Second, Hamas has also established impressive military capabilities with assistance from Iran and Hezbollah. Its most significant capabilities are its ability to produce its own long-range rockets and its expanding grid of terror tunnels. After Operation Protective Edge in Gaza over the summer, Hamas was left in possession of 3,500 rockets. The big question is the speed with which Hamas can regain the capabilities it has lost. For Hamas, the current regime in Egypt is a formidable obstacle. Hamas has the markings of a well-organized military organization, as well as an impressive ability to learn and improve. Islamic Jihad, established and largely run by Iran, operates alongside. Although it is a small organization with a smaller rocket arsenal of lower quality, it cannot be disregarded.

The Israeli military must also take into account that radical Islamist groups are growing stronger near the borders of the Sinai and Golan Heights. Some of them are Islamic State offshoots and all of them are improving their capabilities and growing more powerful. The threat that these groups pose is less significant than Hamas or Hezbollah. Even if they pull off a successful operation— such as an abduction, which could be extremely unpleasant for Israel—they are still not that strong. A group like Islamic State can do a great deal of damage if it succeeds in disrupting the calm, and certainly if it brings about the collapse of a neighboring country. While such things do not seem high on the list of possibilities that could occur, they are the sorts of incidents that Israel should take into account and be prepared for.

Assuming the current situation in Judea and Samaria continues as is, it does not appear that the security there will significantly decline. A deterioration in relations with the Palestinian Authority could lead to tension on the ground, mainly in the form of demonstrations and rioting and perhaps more grassroots terrorism, but we can assume that this would be more of a policing challenge than a substantial security threat.

Surveying the region through this prism, the most significant—indeed singular—threat to Israel’s very existence is the possibility that some time in 2015, Iran will reach a deal with the West that would allow it to pursue some form of nuclear military capability. This process will not come to fruition this year, but a bad deal with the superpowers would be an important milestone for Tehran.

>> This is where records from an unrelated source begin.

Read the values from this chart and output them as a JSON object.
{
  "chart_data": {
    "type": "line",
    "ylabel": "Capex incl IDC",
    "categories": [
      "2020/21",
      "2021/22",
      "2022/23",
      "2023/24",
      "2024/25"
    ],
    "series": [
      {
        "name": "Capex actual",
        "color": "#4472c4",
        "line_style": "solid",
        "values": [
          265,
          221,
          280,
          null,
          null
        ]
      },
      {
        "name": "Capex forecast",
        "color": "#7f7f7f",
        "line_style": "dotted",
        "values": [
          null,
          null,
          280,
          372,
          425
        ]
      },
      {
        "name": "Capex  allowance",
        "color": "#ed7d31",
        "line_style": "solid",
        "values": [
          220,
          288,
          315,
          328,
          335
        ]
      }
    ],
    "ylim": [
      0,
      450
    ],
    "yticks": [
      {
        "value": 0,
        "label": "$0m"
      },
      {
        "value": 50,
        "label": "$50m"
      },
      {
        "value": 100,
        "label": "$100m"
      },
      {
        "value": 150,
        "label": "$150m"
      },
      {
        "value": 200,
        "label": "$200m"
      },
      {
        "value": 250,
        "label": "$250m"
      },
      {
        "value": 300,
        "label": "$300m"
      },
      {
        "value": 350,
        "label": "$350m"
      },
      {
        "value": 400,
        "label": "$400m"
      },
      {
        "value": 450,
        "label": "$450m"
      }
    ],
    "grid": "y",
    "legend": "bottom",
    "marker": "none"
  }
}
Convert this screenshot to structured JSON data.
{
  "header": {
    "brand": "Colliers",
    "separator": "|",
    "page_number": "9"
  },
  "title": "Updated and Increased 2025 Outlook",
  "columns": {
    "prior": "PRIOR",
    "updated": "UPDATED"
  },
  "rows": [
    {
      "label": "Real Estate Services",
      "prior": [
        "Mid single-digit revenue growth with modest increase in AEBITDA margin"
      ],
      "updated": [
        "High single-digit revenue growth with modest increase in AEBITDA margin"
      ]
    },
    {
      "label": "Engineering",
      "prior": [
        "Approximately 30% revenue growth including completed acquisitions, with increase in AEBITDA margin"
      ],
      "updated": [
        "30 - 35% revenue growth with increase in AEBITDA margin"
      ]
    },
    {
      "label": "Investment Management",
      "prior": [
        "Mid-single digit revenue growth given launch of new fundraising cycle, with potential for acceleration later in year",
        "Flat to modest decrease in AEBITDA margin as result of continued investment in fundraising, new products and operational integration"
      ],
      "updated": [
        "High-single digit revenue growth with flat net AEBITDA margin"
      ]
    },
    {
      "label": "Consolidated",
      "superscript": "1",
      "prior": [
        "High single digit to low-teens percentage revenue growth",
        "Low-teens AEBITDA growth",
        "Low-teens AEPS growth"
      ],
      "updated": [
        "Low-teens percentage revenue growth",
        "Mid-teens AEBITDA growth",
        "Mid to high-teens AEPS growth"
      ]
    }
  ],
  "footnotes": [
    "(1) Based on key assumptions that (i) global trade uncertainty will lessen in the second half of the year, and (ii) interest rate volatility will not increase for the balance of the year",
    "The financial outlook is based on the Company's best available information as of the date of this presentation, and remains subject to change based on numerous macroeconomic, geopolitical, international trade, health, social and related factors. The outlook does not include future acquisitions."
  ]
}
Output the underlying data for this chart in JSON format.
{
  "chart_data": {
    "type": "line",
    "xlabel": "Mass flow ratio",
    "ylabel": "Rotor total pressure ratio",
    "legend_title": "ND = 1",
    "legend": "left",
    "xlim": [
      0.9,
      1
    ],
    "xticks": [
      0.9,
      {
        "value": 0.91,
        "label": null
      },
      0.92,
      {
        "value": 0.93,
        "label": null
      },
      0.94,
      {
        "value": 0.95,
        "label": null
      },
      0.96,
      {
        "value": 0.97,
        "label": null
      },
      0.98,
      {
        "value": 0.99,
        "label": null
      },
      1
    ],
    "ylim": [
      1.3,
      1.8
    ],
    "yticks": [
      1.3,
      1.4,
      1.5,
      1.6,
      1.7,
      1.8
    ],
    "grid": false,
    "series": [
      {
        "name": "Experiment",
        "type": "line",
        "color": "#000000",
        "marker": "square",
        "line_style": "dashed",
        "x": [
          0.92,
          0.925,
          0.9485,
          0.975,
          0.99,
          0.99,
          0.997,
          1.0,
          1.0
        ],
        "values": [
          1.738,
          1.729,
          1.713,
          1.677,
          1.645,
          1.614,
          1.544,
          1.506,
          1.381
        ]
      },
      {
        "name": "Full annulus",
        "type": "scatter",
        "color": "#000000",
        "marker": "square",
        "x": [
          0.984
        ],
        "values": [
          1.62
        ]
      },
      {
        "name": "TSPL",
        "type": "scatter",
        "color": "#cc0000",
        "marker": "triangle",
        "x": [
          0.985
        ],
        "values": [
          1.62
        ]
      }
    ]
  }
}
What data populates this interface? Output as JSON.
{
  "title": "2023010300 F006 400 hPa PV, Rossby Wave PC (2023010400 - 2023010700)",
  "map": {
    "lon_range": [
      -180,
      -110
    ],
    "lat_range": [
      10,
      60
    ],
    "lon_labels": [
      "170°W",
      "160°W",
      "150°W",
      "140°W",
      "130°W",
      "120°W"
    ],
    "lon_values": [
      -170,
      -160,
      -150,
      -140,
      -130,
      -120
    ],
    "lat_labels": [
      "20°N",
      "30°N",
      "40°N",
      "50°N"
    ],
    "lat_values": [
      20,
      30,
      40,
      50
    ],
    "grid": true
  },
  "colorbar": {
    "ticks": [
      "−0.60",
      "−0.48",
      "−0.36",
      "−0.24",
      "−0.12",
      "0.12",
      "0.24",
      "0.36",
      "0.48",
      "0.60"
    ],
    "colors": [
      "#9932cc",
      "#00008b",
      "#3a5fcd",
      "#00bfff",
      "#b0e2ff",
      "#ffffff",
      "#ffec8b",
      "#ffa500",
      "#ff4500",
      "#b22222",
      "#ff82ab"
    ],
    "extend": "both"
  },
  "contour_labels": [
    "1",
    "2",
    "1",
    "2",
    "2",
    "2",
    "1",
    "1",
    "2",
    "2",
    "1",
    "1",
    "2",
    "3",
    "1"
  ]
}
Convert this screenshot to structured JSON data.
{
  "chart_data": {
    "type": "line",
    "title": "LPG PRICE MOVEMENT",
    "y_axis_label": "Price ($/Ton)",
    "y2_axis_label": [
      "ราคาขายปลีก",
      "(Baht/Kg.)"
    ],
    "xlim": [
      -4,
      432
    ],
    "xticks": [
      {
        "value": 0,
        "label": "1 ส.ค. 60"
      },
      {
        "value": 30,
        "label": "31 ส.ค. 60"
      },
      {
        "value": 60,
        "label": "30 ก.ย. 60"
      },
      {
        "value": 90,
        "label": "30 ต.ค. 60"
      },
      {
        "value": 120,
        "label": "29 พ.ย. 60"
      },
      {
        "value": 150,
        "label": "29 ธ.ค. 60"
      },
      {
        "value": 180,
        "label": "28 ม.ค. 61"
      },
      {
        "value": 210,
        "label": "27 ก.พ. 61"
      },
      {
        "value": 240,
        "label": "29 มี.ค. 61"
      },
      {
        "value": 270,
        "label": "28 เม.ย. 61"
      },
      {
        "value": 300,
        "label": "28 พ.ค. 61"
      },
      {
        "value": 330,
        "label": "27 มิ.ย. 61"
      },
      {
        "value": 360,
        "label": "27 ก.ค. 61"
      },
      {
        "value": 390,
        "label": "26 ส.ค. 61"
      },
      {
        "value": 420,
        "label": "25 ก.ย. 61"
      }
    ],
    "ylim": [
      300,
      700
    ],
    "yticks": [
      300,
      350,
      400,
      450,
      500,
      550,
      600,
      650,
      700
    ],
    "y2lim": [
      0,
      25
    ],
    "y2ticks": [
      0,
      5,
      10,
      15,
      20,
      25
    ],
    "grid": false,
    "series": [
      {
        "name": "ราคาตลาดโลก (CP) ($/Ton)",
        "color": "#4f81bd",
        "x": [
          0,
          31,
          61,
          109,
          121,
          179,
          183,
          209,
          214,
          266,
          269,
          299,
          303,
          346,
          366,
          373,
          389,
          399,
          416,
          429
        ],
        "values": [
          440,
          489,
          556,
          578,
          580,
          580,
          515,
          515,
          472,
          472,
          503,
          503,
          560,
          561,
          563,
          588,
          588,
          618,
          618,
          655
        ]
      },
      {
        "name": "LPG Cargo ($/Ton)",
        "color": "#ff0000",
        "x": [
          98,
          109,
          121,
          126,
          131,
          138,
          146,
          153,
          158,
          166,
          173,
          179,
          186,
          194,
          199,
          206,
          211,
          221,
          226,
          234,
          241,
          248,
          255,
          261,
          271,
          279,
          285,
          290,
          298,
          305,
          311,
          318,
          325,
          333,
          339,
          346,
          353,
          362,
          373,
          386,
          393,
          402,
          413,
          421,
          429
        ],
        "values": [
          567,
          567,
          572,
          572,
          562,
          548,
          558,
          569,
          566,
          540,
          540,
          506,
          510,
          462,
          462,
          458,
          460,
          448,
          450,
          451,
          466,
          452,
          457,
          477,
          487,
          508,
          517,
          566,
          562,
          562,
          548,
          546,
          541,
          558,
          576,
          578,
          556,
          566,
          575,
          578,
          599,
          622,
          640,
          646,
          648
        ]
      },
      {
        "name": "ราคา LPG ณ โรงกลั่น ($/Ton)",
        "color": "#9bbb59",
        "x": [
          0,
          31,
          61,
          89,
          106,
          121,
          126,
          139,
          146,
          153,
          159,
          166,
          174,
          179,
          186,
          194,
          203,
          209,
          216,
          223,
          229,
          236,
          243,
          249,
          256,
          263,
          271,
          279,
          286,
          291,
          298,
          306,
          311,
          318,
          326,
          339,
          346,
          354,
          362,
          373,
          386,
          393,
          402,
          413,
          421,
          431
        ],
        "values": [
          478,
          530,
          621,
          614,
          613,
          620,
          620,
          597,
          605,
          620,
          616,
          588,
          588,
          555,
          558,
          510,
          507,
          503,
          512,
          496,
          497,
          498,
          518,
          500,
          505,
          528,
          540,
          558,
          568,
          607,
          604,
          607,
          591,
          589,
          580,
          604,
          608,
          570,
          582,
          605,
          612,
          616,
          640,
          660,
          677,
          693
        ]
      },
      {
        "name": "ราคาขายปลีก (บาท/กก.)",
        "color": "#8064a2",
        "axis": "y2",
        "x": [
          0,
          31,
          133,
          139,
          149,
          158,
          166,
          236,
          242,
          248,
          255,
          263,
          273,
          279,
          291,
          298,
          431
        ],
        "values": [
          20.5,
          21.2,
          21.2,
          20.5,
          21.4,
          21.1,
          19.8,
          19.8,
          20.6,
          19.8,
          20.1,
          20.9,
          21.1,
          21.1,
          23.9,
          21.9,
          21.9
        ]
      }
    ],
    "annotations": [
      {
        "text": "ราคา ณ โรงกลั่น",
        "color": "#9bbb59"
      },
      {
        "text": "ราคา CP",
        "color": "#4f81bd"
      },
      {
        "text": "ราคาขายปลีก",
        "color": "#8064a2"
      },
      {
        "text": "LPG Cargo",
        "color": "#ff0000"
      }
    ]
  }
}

Looking toward the future, this may be Israel’s main security challenge, and any deal between Iran and the West will make it more difficult. This means that along with providing ongoing security, the Israeli military must be prepared for both large-scale ground warfare in Lebanon, attrition in Gaza and an operation in Iran—a feat that will be neither easy nor cheap.

Maj. Gen. (res.) YaaKov Amidror is the Greg and Anne Rosshandler Senior Fellow at the Begin-Sadat Center for Strategic Studies, and former national security advisor to the Prime Minister of Israel. A version of this article was published in Israel Hayom.